Event: S2S Extremes Workshop
This week, the International Research Institute for Climate and Society (IRI), the Extreme Weather & Climate Initiative (Extreme Weather), and the WWRP/WCRP Sub-Seasonal to Seasonal Prediction Project will hold a 2-day workshop at the Columbia University Lamont-Doherty Earth Observatory campus in Palisades, New York.
Adam Sobel, one of the co-organizers of the event, said that the workshop will bring many of the world’s leading scientists in the sub-seasonal to seasonal (S2S) field to the Lamont campus. During the event they will assess the state of the art in S2S prediction and define the directions in which new progress will be made.

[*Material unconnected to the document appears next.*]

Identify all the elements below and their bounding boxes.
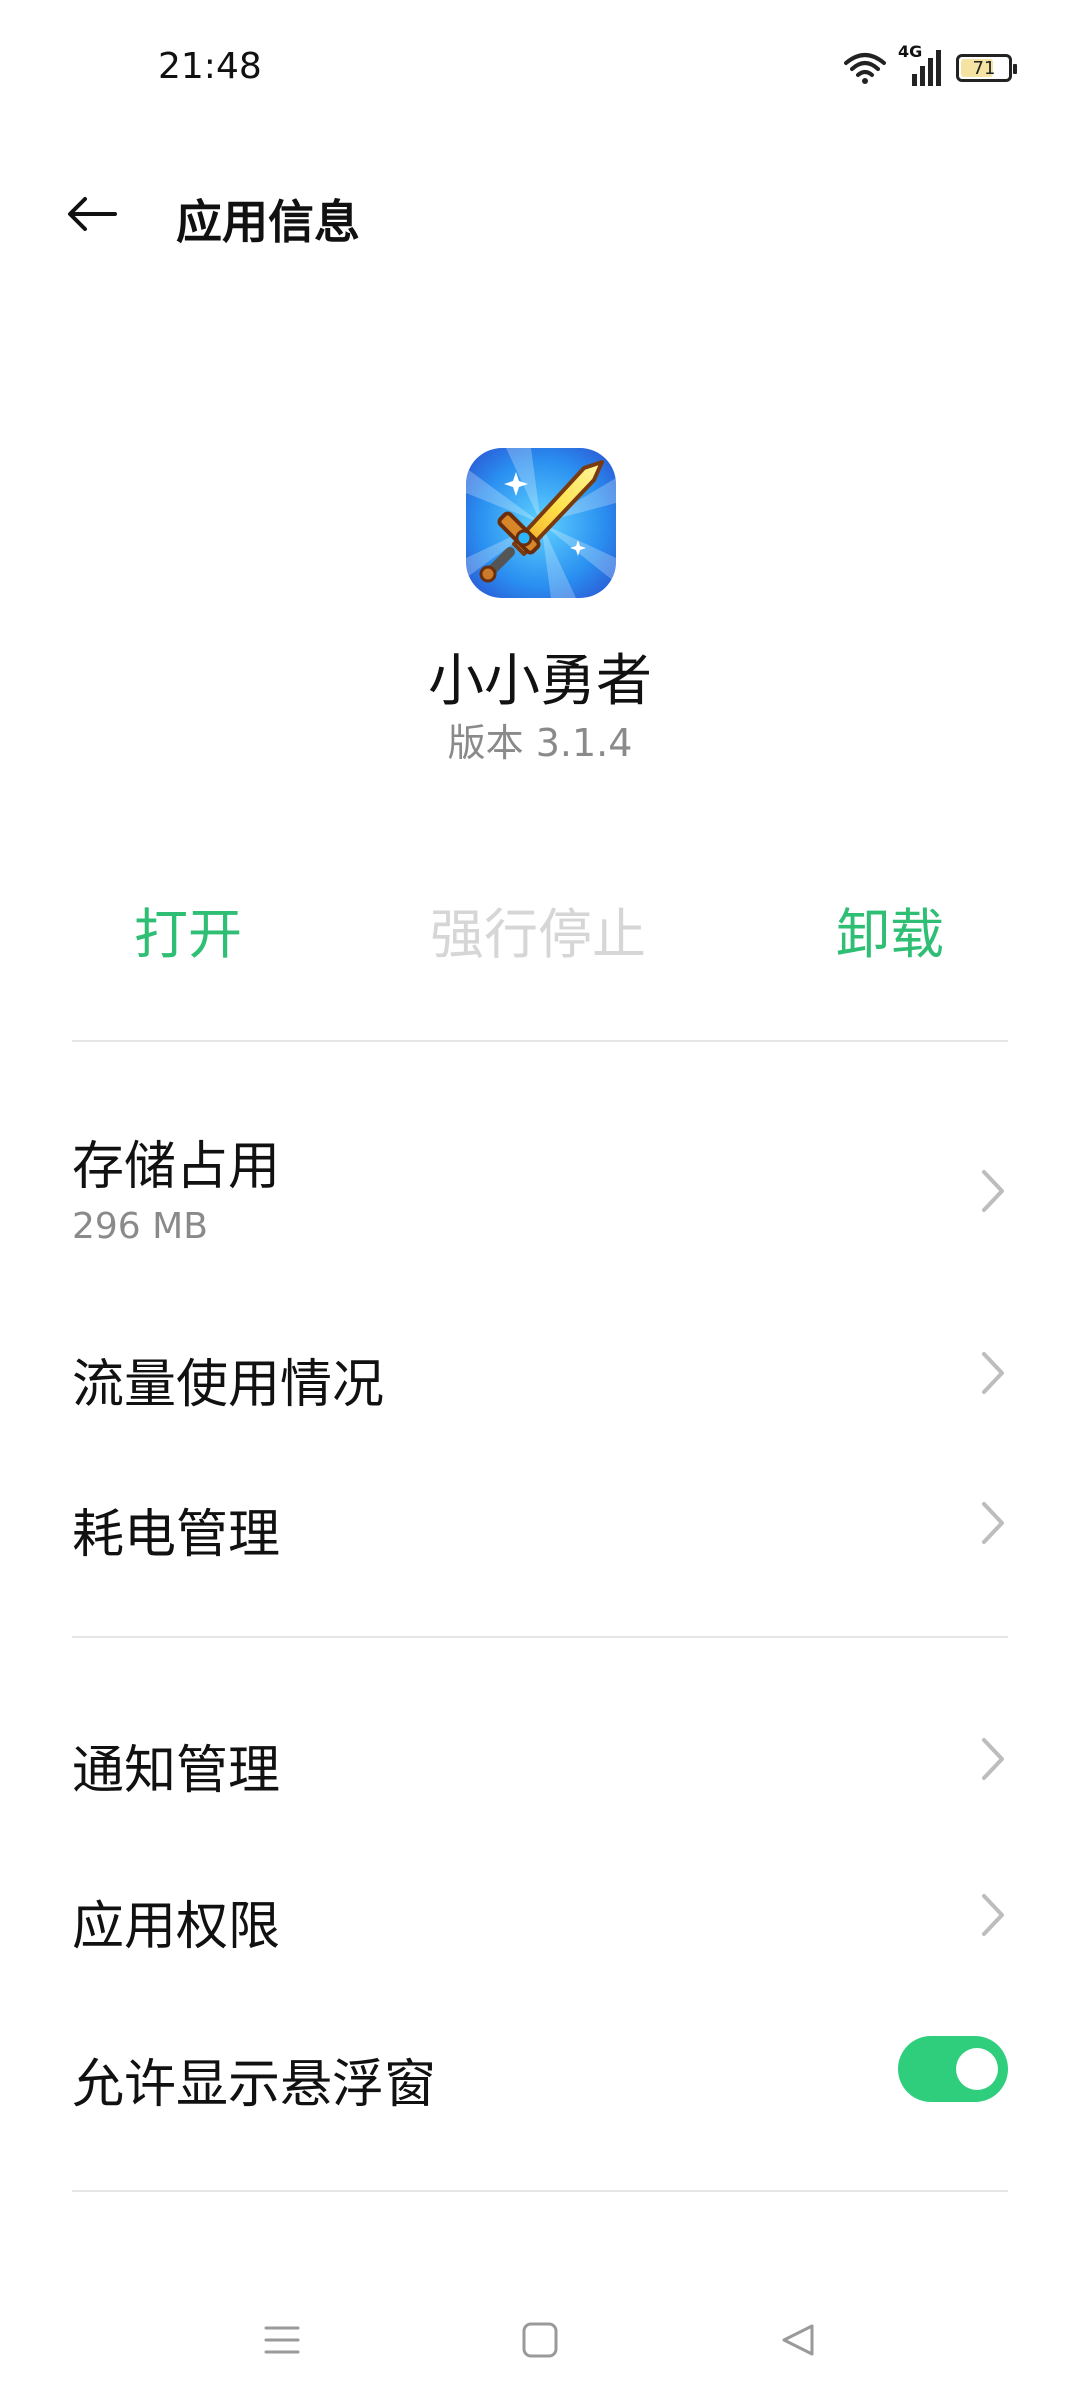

Presenters come from academia, government and the private sector and represent a range of interests in understanding the latest science behind predictability of extreme weather and climate at the sub-seasonal to seasonal timescale, and in developing early warning products. Through a small set of invited talks, contributed posters and discussion sessions, the workshop will showcase the latest research on extremes using S2S models.
The S2S timescale, defined as the range of two weeks to several months, is a key time range, both from the perspective of the climatic drivers of extremes and for decision makers to have sufficient time to take preemptive actions.
“The science of predicting weather a few days ahead is about a century old, while seasonal climate prediction goes back a few decades,” said Sobel. “Both continue to evolve, but prediction on the subseasonal time scale, in between weather and climate, is altogether a new phenomenon, as our forecast models have only in the last decade or so begun to properly simulate the Madden-Julian oscillation, stratosphere-troposphere interactions and other phenomena which lead to predictability on this time scale.”
These recent developments, together with the establishment of the WWRP/WCRP S2S prediction project archive of operational model forecasts, provide a new opportunity to better understand the mechanisms behind extreme events with large societal impacts (e.g. floods, droughts, storms and heat and cold waves), as well as to improve their prediction and early warning.